There are a few ways to define the $p$-adic numbers.

If one defines the ring of $p$-adic integers $\mathbb Z_p$ as the inverse limit of the sequence $(A_n, \phi_n)$ with $A_n:=\mathbb Z/p^n \mathbb Z$ and $\phi_n: A_n \to A_{n-1}$ (like in Serre's book), how to prove that $\mathbb Z_p$ is the same as $$\mathbb Z_p=\left \{ \sum_{i=n}^\infty a_i p^i \ | \ n \in \mathbb Z, \ a_i \in\left \{ 0,1,...,p-1 \right \} \right \} \ \ ?$$

I found a proof here but it's very long and technical. So maybe there are other ways to prove it? I'm looking for a shorter proof.

Best regards.


Solution 1:

Your displayed equation is wrong. The power series should start with non-negative powers of $p$, i.e. the sum should start at 0 instead of an arbitrary integer $n$.

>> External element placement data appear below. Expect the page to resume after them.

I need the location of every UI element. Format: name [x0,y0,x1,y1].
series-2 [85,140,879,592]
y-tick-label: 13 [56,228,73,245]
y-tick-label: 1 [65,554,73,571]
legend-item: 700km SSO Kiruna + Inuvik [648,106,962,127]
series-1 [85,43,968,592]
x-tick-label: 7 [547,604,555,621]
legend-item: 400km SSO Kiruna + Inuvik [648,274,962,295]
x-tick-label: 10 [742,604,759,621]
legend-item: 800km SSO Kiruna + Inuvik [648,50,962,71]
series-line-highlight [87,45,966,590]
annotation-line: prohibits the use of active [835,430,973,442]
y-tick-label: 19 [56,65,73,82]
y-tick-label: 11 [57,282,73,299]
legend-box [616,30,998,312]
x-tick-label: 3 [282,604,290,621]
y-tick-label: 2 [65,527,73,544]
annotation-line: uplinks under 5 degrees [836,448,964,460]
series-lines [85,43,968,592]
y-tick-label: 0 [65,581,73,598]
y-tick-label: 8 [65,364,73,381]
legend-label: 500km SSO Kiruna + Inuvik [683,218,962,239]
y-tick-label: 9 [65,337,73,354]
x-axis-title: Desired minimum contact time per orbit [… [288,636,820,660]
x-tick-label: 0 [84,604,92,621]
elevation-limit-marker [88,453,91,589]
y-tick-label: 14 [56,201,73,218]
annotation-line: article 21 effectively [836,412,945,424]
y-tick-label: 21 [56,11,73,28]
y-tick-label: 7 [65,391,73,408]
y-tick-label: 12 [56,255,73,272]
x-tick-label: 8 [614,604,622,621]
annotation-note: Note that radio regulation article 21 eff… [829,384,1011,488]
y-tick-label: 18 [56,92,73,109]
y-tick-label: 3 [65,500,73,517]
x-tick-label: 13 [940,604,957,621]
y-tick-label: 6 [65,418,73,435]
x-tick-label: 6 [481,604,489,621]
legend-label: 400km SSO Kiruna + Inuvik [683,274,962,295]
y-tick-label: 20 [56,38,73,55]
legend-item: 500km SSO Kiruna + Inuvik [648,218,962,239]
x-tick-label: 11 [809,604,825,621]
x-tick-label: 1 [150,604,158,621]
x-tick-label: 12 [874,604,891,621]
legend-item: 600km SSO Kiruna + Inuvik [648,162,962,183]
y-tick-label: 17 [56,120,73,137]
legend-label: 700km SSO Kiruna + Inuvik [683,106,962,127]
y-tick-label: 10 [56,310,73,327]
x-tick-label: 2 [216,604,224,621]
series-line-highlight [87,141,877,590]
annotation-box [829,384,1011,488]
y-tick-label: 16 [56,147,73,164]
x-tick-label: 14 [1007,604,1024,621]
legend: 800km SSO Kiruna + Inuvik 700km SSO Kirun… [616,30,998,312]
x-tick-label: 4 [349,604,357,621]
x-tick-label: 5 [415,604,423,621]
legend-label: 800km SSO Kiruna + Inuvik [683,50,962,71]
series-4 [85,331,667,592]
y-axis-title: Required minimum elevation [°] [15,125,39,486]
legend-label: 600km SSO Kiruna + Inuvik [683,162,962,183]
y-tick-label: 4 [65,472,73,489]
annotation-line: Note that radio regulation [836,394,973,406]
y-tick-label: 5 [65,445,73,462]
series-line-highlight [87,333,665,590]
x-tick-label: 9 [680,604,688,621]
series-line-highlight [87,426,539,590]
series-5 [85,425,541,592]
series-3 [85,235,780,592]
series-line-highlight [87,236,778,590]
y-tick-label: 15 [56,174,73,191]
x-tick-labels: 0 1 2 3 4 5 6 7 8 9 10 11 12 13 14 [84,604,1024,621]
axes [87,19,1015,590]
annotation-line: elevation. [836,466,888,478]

Intuitively, the two definitions are the same because both say that a $p$-adic integer is a compatible choice of residues modulo higher and higher powers of $p$. First, there are $p$ choices for a residue modulo $p$. Once you have made your choice (which is given by $a_0$ in your second definition), you have $p$ possible choices for the residue modulo $p^2$. There are of course $p^2$ choices for this residue altogether, but only $p$ of those will be compatible with the first choice you have made, i.e. will reduce to $a_0$ modulo $p$. This second choice is given by $a_0+pa_1$ in your second definition. You keep going in this way, fixing a residue modulo $p^3$, $p^4$, etc. Every time, there are only $p$ possible new choices that will be compatible with the ones you have already made. If this was the ordinary integers, your sequence $a_i$ would stabilise at 0 at some point, but in the $p$-adics you are allowed to keep going forever.

To sum it up, the isomorphism between the two rings takes an infinite sequence $\sum_{i=0}^\infty a_ip^i$ and sends it to the inverse system $$\left(\sum_{i=0}^n a_ip^i\in \mathbb{Z}/p^n\mathbb{Z}\right)_n,$$ with $\phi_n$ given by reduction-mod-$p^n$ maps. It is completely trivial (and you should do it, not look it up!) to check that this is indeed a ring isomorphism.

Solution 2:

You could try to prove that $\left\{ \sum_{i=0}^\infty a_i p^i \mid a_i \in\{ 0,1,...,p-1 \} \right\}$, together with all the natural maps $\pi_n$ to each of the $\mathbb Z/p^n \mathbb Z$, satisfies the universal property of an inverse limit.

That is, suppose you have any commutative ring $B$ with ring homomorphisms $q_n \colon B \to \mathbb Z/p^n \mathbb Z$ satisfying $\phi_n \circ q_n = q_{n-1}$, show there exists a unique ring homomorphism $\psi \colon B \to \left\{ \sum_{i=0}^\infty a_i p^i \mid a_i \in\{ 0,1,...,p-1 \} \right\}$ with $q_n = \pi_n \circ \psi$.